Hacker News new | ask | show | jobs
by threatofrain 2338 days ago
If a company doesn't have the kind of technology to effectively transcribe their large volume of videos and the daily rate of uploads, then must they simply start taking down videos? If a company started hiring inhouse to develop such tech, how long would it take?
3 comments

Given the performance of Google's auto-captioning, I suspect developing worthwhile auto-captioning is pretty difficult; according to [1] the better Youtube channels use gig economy captioning at $1 per minute.

Of course, there would be some scope for efficiency - no need to pay for captioning when the performers aren't speaking!

[1] https://www.wired.com/story/problem-with-youtubes-terrible-c...

While Youtube auto captioning has a superior performance compared to Google Translate output. In youtube translations there is much more language specific nuance. In many European languages a more formal word for the English word "you" exists, in German it is "Sie", French "Vous".

Correct interpretations of these nuances are applied by Youtube, Google however translates "you" by default to the most formal option.

So to me $1 dollar per minute sounds like an awesome deal because there is not much to adjust.

Out of curiosity, can you link to such a gig company?

Youtube auto captioning doesn't work for British Accents especially anything Northern English, Scottish or Welsh.

The same with any voice control, It doesn't work with my west country accent.

I don’t know if it’s a gig company necessarily. As I understand it they don’t use Amazon Turk anymore but I use CastingWords and have been very happy with them. I think they’re just English though.
> Out of curiosity, can you link to such a gig company?

The one mentioned in the article is https://www.rev.com/

Presumably an option would be, if they want to self-host, is to run the audio through an ML service and post the link. Doesn’t really work for user-uploaded video as well. But it would be pretty easy to build into a content upload pipeline at low cost.

As others say it’s not perfect but I have to believe it would be good enough and probably isn’t a bad idea in any case.

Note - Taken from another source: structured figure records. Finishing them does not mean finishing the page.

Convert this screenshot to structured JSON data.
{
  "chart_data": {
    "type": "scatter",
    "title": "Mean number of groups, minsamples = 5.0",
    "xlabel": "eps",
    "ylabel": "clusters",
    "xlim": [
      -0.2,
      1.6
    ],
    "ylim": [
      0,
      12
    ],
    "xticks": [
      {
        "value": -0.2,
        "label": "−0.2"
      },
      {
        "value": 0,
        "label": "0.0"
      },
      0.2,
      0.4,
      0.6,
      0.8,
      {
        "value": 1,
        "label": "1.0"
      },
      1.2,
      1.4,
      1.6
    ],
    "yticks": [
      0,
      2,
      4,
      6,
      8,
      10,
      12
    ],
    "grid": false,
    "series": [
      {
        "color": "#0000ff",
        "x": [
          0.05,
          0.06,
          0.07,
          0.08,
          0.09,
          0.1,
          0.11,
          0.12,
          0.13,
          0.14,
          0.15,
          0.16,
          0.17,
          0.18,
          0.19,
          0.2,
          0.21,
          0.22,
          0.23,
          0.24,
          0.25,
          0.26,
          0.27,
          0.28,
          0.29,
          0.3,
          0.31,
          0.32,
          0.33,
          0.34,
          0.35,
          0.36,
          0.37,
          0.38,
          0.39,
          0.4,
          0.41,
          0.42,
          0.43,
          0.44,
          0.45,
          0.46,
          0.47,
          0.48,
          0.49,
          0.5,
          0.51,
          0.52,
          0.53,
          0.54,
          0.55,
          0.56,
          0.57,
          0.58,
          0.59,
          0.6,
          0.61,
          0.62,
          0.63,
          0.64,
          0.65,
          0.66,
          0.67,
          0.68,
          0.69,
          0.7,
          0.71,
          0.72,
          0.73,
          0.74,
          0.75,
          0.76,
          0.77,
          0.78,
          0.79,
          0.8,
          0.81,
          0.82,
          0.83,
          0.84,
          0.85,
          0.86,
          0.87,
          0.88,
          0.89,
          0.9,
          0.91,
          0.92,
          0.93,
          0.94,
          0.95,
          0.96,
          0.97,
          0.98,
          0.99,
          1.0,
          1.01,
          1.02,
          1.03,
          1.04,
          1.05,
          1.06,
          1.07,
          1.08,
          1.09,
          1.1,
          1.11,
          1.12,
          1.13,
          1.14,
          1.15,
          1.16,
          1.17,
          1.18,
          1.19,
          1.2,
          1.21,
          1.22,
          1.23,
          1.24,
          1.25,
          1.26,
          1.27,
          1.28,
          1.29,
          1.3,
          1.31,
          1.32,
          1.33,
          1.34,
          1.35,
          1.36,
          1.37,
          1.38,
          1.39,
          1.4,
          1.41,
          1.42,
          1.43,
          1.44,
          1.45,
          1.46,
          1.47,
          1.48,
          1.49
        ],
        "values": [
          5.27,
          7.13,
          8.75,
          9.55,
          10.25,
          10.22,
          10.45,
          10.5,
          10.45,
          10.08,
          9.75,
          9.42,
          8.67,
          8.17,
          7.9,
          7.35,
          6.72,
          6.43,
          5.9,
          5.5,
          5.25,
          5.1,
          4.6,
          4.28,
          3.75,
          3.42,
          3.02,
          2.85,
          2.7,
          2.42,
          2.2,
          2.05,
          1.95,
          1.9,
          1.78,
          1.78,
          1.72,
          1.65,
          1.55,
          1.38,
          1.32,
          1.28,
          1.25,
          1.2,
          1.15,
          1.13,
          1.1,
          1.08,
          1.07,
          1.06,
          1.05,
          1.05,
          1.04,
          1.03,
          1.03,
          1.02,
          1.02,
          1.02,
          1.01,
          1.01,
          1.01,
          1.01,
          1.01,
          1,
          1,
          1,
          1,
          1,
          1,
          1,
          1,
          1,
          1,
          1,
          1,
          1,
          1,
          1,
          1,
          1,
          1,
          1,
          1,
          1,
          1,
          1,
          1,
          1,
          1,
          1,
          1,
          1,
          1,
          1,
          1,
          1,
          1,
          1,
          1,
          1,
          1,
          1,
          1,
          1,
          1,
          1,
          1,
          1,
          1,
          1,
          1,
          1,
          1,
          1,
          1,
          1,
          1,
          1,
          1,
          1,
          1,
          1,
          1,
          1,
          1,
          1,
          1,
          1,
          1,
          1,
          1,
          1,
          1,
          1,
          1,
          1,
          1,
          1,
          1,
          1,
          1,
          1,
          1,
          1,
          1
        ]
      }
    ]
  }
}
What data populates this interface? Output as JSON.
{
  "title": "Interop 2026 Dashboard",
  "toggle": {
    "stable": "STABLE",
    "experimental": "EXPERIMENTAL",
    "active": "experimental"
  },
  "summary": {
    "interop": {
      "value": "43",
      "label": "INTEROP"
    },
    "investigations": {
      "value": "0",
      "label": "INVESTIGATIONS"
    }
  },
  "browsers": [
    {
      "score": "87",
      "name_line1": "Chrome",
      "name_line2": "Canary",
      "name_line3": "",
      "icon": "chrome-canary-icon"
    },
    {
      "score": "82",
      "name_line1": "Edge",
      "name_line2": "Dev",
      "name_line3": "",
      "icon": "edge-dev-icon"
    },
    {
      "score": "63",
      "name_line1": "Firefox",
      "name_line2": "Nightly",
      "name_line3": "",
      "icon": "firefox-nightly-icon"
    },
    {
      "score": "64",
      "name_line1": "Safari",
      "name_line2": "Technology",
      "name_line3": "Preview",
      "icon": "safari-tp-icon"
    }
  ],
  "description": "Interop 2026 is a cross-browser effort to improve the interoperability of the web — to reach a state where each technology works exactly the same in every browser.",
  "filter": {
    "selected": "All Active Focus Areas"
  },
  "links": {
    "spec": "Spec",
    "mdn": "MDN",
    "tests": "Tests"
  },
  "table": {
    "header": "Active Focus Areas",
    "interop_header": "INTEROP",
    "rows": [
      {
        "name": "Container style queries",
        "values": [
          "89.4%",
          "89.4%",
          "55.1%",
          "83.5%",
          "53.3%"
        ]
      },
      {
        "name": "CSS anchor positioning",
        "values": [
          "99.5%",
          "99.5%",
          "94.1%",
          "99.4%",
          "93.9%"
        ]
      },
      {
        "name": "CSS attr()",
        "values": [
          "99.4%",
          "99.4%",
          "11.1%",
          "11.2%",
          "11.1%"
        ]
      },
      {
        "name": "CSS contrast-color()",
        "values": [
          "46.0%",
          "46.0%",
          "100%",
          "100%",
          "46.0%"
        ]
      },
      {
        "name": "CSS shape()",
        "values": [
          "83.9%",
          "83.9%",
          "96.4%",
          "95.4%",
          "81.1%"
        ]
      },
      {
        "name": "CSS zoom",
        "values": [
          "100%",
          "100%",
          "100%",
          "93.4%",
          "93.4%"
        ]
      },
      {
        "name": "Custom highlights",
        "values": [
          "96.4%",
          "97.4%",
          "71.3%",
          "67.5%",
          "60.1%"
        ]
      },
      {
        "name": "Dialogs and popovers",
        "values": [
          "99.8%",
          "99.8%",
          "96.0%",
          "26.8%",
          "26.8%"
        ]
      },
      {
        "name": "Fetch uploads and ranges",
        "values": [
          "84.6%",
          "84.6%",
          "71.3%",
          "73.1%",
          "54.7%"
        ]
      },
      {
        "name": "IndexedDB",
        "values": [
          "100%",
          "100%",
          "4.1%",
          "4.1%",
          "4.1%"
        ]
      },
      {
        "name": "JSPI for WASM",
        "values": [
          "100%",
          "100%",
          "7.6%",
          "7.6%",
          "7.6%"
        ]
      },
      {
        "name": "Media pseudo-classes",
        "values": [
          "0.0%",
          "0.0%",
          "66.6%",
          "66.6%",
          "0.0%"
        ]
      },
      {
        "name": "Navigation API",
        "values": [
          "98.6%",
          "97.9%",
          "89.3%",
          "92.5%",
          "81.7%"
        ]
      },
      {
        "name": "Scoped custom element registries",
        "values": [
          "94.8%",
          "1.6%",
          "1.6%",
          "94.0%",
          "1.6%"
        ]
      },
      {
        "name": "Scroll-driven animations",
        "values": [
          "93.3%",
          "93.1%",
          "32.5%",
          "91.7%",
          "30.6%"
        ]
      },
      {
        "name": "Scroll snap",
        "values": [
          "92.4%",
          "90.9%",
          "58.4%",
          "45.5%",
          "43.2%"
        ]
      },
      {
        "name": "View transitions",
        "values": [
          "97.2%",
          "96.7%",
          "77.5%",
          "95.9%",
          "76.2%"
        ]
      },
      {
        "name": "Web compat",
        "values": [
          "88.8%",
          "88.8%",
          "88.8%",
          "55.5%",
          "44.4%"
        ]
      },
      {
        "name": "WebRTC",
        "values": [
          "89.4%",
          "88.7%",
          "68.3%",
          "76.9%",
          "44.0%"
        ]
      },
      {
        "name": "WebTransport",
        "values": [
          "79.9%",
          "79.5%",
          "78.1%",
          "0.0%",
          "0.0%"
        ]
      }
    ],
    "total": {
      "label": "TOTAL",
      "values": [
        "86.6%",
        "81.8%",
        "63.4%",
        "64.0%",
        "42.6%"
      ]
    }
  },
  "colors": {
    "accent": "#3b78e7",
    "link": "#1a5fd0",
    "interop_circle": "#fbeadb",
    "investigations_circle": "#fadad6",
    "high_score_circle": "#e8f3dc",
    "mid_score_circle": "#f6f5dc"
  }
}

That’s what I do for podcasts. Machine translation is getting pretty good but, for publishing an interview transcript, I’d still be spending a lot of my time to clean it up. For a human transcript it’s maybe 15 minutes work.
Automated captioning is not considered good enough to meet the standards.

Pornhub should not be responsible for the lack of captions on videos uploaded by users.

> Pornhub should not be responsible for the lack of captions on videos uploaded by users.

Correct

It should be responsible for those clips it chooses to make available as part of its business

What makes you say automated captioning isn’t good enough to meet the standards? Certainly CC on a lot of TV is pretty messy.
The word accuracy for auto-generated captions is highly variable, sometimes it's good enough, sometimes it's not. In addition, proper captions should identify speaker changes, significant non-verbal sound (e.g. [car honking]), and include punctuation, all things that most auto-generated caption services don't even attempt to do.
Again, what’s the standard for good enough? And I just ran an interview through an AI service. It caught speaker changes. And did punctuation. As well as a person, no? I use human transcription personally. But it seemed plenty adequate as minimal transcription.
What are you looking for, a percentage? I can't give you one.

Think about what the point is; the point is to give hearing-impaired people the same experience as hearing people. If you quizzed some people who only had the audio and others who only read the captions, both groups should be able to answer questions at the same rate of success (caption readers may get more questions right, like naming a speaker).

Some video captions could have numerous errors but of a type that the reader can easily tell what was meant. Other videos might have highly accurate captions but one essential word was missed, changing the whole meaning.

Yes, just like if a company doesn't have the technology to keep its workers safe, it must stop putting them at risk
I don't see the similarity. If we go from blind people suffering from not having access to the audio transcription, to everybody suffering from not having access to either the audio or video (because all the videos were taken down), isn't that a lose-lose for everybody? In worker protection at least the workers win from having more safety.
That's the whole point of disability legislation across the world, including the ADA

If I were to build a new shopping centre, but decided not to put in wheelchair access, would you argue that everyone will suffer from not having access to the shops, and thus it's a lose-lose for everyone?

Are wheelchair ramps an example of cutting-edge / frontier technology in this metaphor? Shouldn't society catch up a little before announcing that a technology becomes a standard? Why shouldn't an advanced AI Siri guide any blind or deaf person through any institution, store, or software experience?

In this situation we are in fact saying that a large volume of user-submitted or professional porn should not be accessible because it might not be worth the money to transcribe. I don't think any stores are closing because a mall had to add wheelchair ramps. It's not like an inspiring technological undertaking.